Mais est-il vraiment utile de créer une nouvelle structure, s'ajoutant aux différents organismes existants ? Je les cite : le Fonds d'action et de soutien pour l'intégration et la lutte contre les discriminations, le FASILD, l'Office des migrations internationales, l'OMI, devenu l'Agence nationale de l'accueil des étrangers et des migrations, l'ANAEM, la direction de la population et des migrations du ministère de l'emploi, l'INSEE, l'Institut national d'études démographiques, INED, l'Office français de protection des réfugiés et apatrides, l'OFPRA, le Haut Conseil à l'intégration, le HCI, l'Observatoire des statistiques de l'immigration et de l'intégration, etc. Les organismes ne manquent pas !
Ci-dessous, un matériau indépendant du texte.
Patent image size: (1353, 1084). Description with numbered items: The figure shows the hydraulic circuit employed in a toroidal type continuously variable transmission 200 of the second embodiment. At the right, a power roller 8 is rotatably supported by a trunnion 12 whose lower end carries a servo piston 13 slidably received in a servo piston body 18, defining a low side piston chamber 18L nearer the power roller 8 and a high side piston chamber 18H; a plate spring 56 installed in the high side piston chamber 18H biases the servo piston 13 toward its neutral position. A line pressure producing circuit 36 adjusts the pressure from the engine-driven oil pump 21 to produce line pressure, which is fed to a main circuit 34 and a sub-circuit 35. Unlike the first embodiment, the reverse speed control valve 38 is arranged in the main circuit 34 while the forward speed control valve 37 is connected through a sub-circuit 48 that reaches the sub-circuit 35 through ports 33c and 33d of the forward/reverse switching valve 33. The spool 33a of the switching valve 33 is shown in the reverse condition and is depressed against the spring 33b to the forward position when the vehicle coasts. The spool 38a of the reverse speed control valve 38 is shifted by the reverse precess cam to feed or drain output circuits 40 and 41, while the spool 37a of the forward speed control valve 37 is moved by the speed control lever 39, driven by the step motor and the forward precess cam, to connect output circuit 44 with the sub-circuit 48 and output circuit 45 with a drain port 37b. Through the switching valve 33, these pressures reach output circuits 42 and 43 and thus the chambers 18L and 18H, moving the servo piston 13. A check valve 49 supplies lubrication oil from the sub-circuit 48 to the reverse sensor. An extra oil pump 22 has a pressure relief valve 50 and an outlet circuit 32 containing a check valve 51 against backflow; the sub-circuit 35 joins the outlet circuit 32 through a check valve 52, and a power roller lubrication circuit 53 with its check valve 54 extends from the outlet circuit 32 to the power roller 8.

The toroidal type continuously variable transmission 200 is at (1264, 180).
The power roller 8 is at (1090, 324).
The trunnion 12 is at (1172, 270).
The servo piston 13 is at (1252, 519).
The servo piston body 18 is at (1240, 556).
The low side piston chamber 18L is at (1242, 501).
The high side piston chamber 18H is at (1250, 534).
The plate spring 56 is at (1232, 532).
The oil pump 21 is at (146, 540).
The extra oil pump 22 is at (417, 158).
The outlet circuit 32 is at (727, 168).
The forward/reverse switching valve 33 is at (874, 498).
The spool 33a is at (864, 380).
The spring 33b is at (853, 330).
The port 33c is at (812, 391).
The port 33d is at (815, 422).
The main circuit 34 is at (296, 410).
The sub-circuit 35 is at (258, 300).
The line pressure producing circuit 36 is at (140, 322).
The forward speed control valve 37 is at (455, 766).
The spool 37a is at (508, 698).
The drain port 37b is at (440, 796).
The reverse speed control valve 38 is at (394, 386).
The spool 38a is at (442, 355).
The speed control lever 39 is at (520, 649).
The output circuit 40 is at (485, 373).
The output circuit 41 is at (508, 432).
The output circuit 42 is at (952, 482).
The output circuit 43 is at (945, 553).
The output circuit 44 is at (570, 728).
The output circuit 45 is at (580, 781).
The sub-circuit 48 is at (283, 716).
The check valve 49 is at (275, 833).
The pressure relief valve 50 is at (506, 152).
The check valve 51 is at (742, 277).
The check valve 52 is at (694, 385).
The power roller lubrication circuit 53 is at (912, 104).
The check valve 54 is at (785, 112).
Ce qu'il faut, c'est clarifier les rôles et les missions de chacun. Je suis tout à fait partisane, pour plus de clarté et d'efficacité, d'une réforme du pilotage des politiques d'immigration, mais la solution proposée par l'article 1er bis ne me paraît pas être la bonne.
Cela ne coûte rien, me direz-vous, de rajouter un acteur à tout ce dispositif. Eh bien si, justement, cela coûte ! La politique d'immigration et d'intégration manque cruellement de moyens. La création d'un organisme faisant doublon avec d'autres instances serait un gâchis insupportable quand, parallèlement, nous constatons l'état des zones d'accueil, l'engorgement des tribunaux et des préfectures, ainsi que le manque de moyens consacrés à l'accueil et à l'intégration des nouveaux arrivants.
C'est la raison pour laquelle je suis défavorable à cet article, dont le groupe socialiste demandera la suppression dans un amendement qui va suivre.